謝祈枝瞪他一眼:「誰要你伺候了。」
應淮一愣,好笑地看著他:「怎麼了?誰又惹祺祺生氣了?」
謝祈枝面無表情地說:「不想跟你說話了。」
應淮聽後居然真的不說話了,十分放鬆地往後靠在椅背上,又玩起了剛才那個四格漫畫的獨立遊戲。
謝祈枝:「……」
心情不好的時候,原本能夠忍受的事情再看進眼裡,就惡劣至少十倍。
謝祈枝真不明白那些無聊的話題有什麼可說的,有必要動不動就喝一杯嗎?他也不想再聽見別人叫什麼「小謝總」,然後再敬哥哥的酒了,他都沒吃什麼東西,喝這麼多胃該難受了。

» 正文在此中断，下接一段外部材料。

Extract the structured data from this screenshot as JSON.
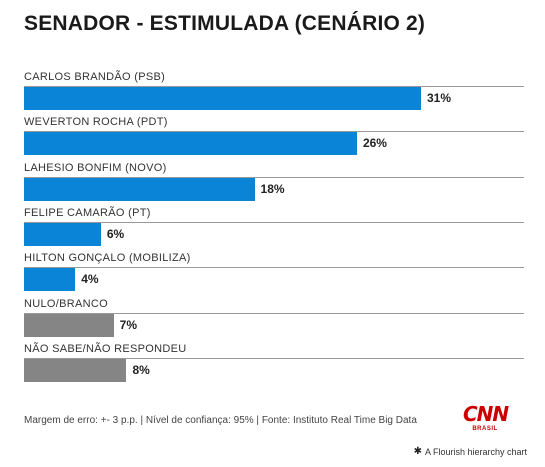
{
  "title": "SENADOR - ESTIMULADA (CENÁRIO 2)",
  "chart_data": {
    "type": "bar",
    "orientation": "horizontal",
    "categories": [
      "CARLOS BRANDÃO (PSB)",
      "WEVERTON ROCHA (PDT)",
      "LAHESIO BONFIM (NOVO)",
      "FELIPE CAMARÃO (PT)",
      "HILTON GONÇALO (MOBILIZA)",
      "NULO/BRANCO",
      "NÃO SABE/NÃO RESPONDEU"
    ],
    "values": [
      31,
      26,
      18,
      6,
      4,
      7,
      8
    ],
    "value_labels": [
      "31%",
      "26%",
      "18%",
      "6%",
      "4%",
      "7%",
      "8%"
    ],
    "colors": [
      "#0a84d6",
      "#0a84d6",
      "#0a84d6",
      "#0a84d6",
      "#0a84d6",
      "#858585",
      "#858585"
    ],
    "xlim": [
      0,
      31
    ]
  },
  "footer": {
    "note": "Margem de erro: +- 3 p.p. | Nível de confiança: 95% | Fonte: Instituto Real Time Big Data",
    "logo_text": "CNN",
    "logo_subtext": "BRASIL",
    "credit": "A Flourish hierarchy chart",
    "credit_icon": "flourish-asterisk-icon"
  }
}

他往自己沒用過的高腳杯里倒滿牛奶,端起來走向哥哥,打斷了他們的話:「哥哥。」
所有人都看向了他,謝執藍抬眼,桃花眼裡浮起柔和的笑意:「祺祺找我有事啊?」
「我也想敬你一杯。」他強硬地把高腳杯塞到哥哥手裡,和他碰了下杯,發出清脆的一聲響,「祝哥哥天天開心,心想事成。」
話音一落,別人都在笑,像在看一個幼稚的孩子,紛紛調侃小謝總有個懂事的好弟弟。
謝執藍卻沒有跟著一起笑,很認真地說:「哥哥也祝祺祺天天開心,無病無災。」
謝祈枝看著他仰起頭,把牛奶喝光了才放心地回去了。
應淮沒再玩遊戲了,不知道是通關了還是覺得沒意思,挑了瓶無人問津的可樂擰開給自己倒上,低著頭說:「這麼關心他?你們感情真好。」
這不是廢話嘛。
「那是我哥哥。」謝祈枝把杯子推過去,「我也要喝。」
應淮卻不給他倒,面無表情地說:「自己沒長手?」
他不干謝祈枝就自己來,抱著可樂瓶朝應淮哼了一聲說:「小氣鬼。」
「祺祺。」林見善叫謝祈枝一聲,指了指門外說,「要不要出去透透氣?」
謝祈枝沒回答,猶豫地看了看應淮。
應淮說:「想去就去。」
包廂裡面空氣太沉悶,謝祈枝便跟著林見善出去了。
夜深了,圓月高掛在墨黑的天空,月光清明,流淌在石板路面上。
謝祈枝和林見善走了一小段路,在路邊的長椅上坐下,謝祈枝望著晃著銀光的江面出神,安靜聽著林見善說起哥哥的事,被多少人納為優質青年,追著給他介紹女朋友。